# Data Analysis of Health Metrics

This notebook contains exploratory data analysis (EDA) and visualizations of the health metrics collected from wearable devices. The goal is to understand the data distribution, identify trends, and detect any anomalies in the health metrics.

In [2]:
import pandas as pd
import numpy as np

# Simulate health data
np.random.seed(42)
data = {
    'timestamp': pd.date_range(start='2023-10-01', periods=1000, freq='T'),
    'heart_rate': np.random.randint(60, 100, 1000),
    'blood_oxygen': np.random.randint(90, 100, 1000),
    'activity_level': np.random.choice(['low', 'moderate', 'high'], 1000)
}

df_sim = pd.DataFrame(data)
df_sim.to_csv('../data/health_metrics.csv', index=False)
print("Simulated data saved to ../data/health_metrics.csv")

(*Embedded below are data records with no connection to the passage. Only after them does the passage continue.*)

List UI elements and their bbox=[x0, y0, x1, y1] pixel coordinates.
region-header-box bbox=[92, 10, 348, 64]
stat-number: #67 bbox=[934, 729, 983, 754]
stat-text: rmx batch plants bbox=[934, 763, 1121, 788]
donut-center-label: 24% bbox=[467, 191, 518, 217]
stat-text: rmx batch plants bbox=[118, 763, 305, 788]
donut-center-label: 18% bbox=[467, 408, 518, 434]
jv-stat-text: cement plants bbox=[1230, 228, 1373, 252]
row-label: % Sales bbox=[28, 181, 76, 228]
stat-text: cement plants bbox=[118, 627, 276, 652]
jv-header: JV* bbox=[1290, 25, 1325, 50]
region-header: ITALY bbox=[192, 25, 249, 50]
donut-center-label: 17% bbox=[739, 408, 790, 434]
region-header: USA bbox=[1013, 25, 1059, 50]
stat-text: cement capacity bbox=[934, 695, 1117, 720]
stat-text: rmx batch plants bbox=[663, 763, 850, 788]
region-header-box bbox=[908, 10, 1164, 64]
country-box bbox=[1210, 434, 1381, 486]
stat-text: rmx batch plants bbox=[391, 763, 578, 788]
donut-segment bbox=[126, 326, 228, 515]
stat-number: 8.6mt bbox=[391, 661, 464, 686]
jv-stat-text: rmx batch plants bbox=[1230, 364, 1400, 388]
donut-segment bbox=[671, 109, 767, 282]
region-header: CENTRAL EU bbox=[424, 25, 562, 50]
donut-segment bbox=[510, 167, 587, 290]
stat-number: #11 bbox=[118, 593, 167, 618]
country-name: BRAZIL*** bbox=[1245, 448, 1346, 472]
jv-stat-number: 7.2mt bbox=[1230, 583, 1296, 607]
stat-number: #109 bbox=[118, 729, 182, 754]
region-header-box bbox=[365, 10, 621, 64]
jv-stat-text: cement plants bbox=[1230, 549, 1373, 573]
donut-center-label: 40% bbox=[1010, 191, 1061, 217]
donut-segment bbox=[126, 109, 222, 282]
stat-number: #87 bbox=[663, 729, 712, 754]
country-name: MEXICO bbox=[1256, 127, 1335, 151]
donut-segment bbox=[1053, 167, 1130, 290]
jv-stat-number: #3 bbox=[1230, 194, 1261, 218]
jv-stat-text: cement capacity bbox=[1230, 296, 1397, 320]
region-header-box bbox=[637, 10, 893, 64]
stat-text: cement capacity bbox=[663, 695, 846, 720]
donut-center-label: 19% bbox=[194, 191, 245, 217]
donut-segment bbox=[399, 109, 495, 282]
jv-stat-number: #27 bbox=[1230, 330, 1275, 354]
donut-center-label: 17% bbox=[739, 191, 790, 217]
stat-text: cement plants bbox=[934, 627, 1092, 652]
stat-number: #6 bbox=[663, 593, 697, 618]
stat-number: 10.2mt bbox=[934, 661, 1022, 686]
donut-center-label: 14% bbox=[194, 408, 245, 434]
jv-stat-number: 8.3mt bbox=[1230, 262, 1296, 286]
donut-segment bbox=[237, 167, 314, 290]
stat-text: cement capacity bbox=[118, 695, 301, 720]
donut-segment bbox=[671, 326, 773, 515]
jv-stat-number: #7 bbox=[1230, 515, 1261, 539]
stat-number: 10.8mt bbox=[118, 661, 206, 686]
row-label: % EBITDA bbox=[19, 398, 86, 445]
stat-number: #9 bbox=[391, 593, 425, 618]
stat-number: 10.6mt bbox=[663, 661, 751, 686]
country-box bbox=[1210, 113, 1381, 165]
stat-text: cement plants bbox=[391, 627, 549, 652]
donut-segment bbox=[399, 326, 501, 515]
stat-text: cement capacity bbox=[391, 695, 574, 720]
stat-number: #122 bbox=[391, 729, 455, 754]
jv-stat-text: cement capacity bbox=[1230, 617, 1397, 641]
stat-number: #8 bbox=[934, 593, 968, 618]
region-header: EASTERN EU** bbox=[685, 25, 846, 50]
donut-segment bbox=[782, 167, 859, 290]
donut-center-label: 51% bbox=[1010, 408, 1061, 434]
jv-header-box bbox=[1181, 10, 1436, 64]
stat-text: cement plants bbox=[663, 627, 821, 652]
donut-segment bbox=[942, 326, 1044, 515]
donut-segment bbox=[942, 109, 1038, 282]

import matplotlib.pyplot as plt
import seaborn as sns

# Set the style of seaborn
sns.set(style='whitegrid')

ModuleNotFoundError: No module named 'pandas'

In [None]:
# Load the health metrics dataset
df = pd.read_csv('../data/health_metrics.csv')  # Update the path as necessary

import sys
sys.path.append('../src')  # Adjust path if needed

from preprocessing import preprocess_health_data

# Only preprocess numeric columns
numeric_cols = ['heart_rate', 'blood_oxygen']
df[numeric_cols] = preprocess_health_data(df[numeric_cols])
df.head()

In [None]:
# Summary statistics of the dataset
df.describe()

In [None]:
# Check for missing values
missing_values = df.isnull().sum()
missing_values[missing_values > 0]

In [None]:
# Visualize the distribution of heart rate
plt.figure(figsize=(10, 6))
sns.histplot(df['heart_rate'], bins=20, kde=True)
plt.title('Distribution of Heart Rate')
plt.xlabel('Heart Rate (bpm)')
plt.ylabel('Frequency')
plt.show()

In [None]:
# Visualize the relationship between heart rate and blood oxygen levels
plt.figure(figsize=(10, 6))
sns.scatterplot(data=df, x='heart_rate', y='blood_oxygen', hue='activity_level', alpha=0.7)
plt.title('Heart Rate vs Blood Oxygen Levels')
plt.xlabel('Heart Rate (bpm)')
plt.ylabel('Blood Oxygen Level (%)')
plt.legend(title='Activity Level')
plt.show()

In [None]:
# Time series analysis of heart rate
df['timestamp'] = pd.to_datetime(df['timestamp'])
df.set_index('timestamp', inplace=True)

plt.figure(figsize=(14, 7))
plt.plot(df['heart_rate'], label='Heart Rate', color='blue')
plt.title('Heart Rate Over Time')
plt.xlabel('Time')
plt.ylabel('Heart Rate (bpm)')
plt.legend()
plt.show()

## Conclusion

This notebook provides an initial exploration of the health metrics data. Further analysis can be conducted to derive insights and inform health recommendations.